The FBI has successfully unlocked two iPhones belonging to the Pensacola shooter — without the help of Apple. But don’t expect the US government to relent on the encryption debate.
On Monday, US Attorney General William Barr blasted Apple for refusing to help federal investigators unlock the iPhones belonging to Saudi military cadet Mohammed Saeed Alshamrani, even though the FBI’s own technical experts managed to pull off the feat themselves.
“Thanks to the great work of the FBI — and no thanks to Apple — we were able to unlock Alshamrani’s phones,” Barr said in today’s announcement.
Barr’s main gripe is that it took the FBI’s experts four months to gain access to the iPhones, which contained evidence linking Alshamrani to the terrorist group Al Qaeda. If Apple had helped, presumably federal authorities could have achieved access back in January, when the FBI initially requested the company’s aid.
“If not for our FBI’s ingenuity, some luck, and hours upon hours of time and resources, this information would have remained undiscovered,” Barr said. “The bottom line: our national security cannot remain in the hands of big corporations who put dollars over lawful access and public safety.”
William Barr speaking back in January (Credit: YouTube/Justice Department)
The tech industry and privacy advocates disagree. In Apple’s case, the company did assist the FBI in handing over iCloud backups and account information belonging to the Pensacola shooter. But the company has always stopped short of trying to help federal authorities defeat the iPhone’s locking mechanism. According to Apple, doing so risks introducing a backdoor into iOS, which could undermine the encryption and device security for all.
“As a proud American company, we consider supporting law enforcement’s important work our responsibility. The false claims made about our company are an excuse to weaken encryption and other security measures that protect millions of users and our national security,” Apple told PCMag in a statement. “There is no such thing as a backdoor just for the good guys, and the American people do not have to choose between weakening encryption and effective investigations.”
Since iOS 8, Apple has not allowed user passwords to be bypassed; Google has also offered default encryption since Android Lollipop. Though there are automated password-guessing options that could blaze through possible passcode combinations, Apple offers a setting that erases an iPhone after 10 wrong password guesses. Without knowing if that’s activated, the FBI could potentially erase evidence after those 10 attempts.
At the same time, a whole industry has emerged devoted to helping governments and law enforcement agencies hack into encrypted devices. The FBI and local police departments are reportedly among the clients.
How federal investigators eventually got access to the Pensacola shooter’s iPhones was left unsaid. But Barr said the solution wasn’t “scalable,” and took “large sums of taxpayer dollars,” which indicates the FBI may have bought professional hacking tools to defeat the device’s security.

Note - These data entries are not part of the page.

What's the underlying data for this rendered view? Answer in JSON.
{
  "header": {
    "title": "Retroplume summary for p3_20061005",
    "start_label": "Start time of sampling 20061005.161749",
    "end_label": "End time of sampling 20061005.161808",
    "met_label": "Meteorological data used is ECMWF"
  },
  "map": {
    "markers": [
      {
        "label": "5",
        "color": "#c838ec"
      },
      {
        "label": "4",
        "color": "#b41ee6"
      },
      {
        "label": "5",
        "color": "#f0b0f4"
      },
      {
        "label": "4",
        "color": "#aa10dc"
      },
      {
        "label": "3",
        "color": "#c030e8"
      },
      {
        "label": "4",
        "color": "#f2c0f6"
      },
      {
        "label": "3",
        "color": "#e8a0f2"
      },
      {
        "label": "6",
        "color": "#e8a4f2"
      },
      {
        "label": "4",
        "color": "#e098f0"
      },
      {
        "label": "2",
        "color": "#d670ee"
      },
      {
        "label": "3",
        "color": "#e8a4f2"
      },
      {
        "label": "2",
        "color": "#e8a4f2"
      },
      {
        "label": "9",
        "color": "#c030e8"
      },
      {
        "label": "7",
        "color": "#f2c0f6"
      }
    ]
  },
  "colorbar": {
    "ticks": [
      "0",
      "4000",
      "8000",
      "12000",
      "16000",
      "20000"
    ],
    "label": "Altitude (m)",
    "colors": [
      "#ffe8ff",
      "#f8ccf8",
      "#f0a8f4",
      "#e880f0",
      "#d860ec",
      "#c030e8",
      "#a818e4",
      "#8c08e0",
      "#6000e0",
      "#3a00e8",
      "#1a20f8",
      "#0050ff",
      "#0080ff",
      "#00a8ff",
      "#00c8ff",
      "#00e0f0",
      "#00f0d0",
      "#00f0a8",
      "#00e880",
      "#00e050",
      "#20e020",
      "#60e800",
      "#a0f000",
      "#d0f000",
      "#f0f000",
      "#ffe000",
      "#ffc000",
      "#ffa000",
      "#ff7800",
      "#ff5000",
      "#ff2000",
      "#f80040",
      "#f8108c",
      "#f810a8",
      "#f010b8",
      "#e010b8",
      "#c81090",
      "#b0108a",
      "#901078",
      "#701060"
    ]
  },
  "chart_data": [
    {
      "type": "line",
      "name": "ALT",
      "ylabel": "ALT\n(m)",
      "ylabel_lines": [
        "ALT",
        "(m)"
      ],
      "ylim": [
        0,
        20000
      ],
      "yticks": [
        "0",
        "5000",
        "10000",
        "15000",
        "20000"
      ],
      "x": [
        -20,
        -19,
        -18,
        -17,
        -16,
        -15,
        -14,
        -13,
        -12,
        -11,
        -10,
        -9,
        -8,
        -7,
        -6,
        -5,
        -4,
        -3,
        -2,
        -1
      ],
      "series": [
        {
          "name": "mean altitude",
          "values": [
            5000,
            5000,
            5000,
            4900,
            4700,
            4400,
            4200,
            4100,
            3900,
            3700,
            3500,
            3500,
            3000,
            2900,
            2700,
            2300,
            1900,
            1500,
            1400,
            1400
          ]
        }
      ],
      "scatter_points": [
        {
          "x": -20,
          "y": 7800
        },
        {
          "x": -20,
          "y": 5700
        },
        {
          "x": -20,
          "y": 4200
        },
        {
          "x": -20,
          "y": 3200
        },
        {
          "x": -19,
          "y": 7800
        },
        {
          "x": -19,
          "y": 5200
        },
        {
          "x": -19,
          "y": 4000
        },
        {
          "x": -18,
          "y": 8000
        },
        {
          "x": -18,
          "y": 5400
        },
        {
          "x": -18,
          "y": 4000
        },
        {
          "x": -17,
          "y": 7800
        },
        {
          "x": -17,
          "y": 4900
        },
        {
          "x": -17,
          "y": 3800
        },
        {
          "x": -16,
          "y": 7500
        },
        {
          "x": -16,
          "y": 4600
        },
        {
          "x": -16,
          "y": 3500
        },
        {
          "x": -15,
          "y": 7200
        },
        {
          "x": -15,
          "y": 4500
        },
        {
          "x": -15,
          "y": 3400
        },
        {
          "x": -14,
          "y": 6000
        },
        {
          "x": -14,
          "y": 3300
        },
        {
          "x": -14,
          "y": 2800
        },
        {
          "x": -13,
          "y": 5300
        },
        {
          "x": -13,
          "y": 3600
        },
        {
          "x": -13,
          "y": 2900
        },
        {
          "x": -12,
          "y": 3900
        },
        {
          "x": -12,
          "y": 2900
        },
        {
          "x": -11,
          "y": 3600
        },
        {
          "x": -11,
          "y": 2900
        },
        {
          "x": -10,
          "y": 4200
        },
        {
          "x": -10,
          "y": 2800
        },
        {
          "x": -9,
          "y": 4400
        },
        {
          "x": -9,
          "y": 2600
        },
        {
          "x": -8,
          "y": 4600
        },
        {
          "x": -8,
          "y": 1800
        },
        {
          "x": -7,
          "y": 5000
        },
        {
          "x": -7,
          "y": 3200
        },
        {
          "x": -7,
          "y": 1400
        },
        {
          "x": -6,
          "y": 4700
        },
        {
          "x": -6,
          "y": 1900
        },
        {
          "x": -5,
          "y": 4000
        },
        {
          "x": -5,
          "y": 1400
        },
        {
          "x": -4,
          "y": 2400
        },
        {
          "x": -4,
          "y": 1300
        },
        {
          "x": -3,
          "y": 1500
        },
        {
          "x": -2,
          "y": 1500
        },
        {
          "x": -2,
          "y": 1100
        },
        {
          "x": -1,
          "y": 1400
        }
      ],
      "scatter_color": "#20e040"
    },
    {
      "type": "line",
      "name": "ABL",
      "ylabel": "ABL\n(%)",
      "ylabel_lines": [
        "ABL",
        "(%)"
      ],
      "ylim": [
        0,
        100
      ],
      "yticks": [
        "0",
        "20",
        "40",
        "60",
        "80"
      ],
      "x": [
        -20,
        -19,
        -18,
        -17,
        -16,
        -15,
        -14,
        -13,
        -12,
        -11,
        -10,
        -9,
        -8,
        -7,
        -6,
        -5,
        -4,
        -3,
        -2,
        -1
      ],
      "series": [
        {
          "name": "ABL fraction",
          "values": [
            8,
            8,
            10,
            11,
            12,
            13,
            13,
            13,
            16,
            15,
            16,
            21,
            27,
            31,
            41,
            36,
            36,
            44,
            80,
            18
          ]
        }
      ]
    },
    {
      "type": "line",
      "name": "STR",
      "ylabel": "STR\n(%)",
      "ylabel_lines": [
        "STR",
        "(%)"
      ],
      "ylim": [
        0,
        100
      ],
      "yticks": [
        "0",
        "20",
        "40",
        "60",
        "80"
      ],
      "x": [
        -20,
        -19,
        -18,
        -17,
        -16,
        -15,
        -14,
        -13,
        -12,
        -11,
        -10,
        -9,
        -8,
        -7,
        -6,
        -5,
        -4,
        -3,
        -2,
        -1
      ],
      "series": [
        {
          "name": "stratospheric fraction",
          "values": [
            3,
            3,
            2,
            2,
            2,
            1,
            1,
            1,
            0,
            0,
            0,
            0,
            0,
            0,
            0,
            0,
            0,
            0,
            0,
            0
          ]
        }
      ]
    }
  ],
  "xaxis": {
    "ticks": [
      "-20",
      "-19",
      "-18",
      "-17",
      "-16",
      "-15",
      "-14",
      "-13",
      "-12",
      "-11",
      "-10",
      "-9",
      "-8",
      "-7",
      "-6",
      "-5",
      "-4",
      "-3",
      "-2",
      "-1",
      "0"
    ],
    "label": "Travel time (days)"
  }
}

The US attorney general also isn’t convinced by Apple’s arguments. He pointed to the company’s apparent cooperation with the Chinese government on censoring apps and content while also relocating customer account information and backups to data centers based in China, which Barr claims can enable state surveillance.
“If technology companies like Apple are willing to oblige the demands of authoritarian regimes, they certainly have no excuse for failing to cooperate with rule-of-law nations that respect civil liberties and privacy rights, and have judicial safeguards,” he added.
Barr’s solution is for Congress to pass legislation, which would require Apple and other tech companies to help federal authorities gain access to encrypted devices and information involving criminal investigations. “The truth is that we needed luck, in addition to ingenuity, to get into the phones this time,” he claimed. “There is no guarantee that we will be successful again or that a delay of four months (or longer) will not have significant consequences for the safety of Americans.”
However, privacy advocates say the successful unlocking of the two iPhones shows the US government doesn’t need to undermine Apple’s security on criminal investigations.
ACLU Senior Staff Attorney Brett Max Kaufman said: “Every time there’s a traumatic event requiring investigation into digital devices, the Justice Department loudly claims that it needs backdoors to encryption, and then quietly announces it actually found a way to access information without threatening the security and privacy of the entire world. The boy who cried wolf has nothing on the agency that cried encryption.”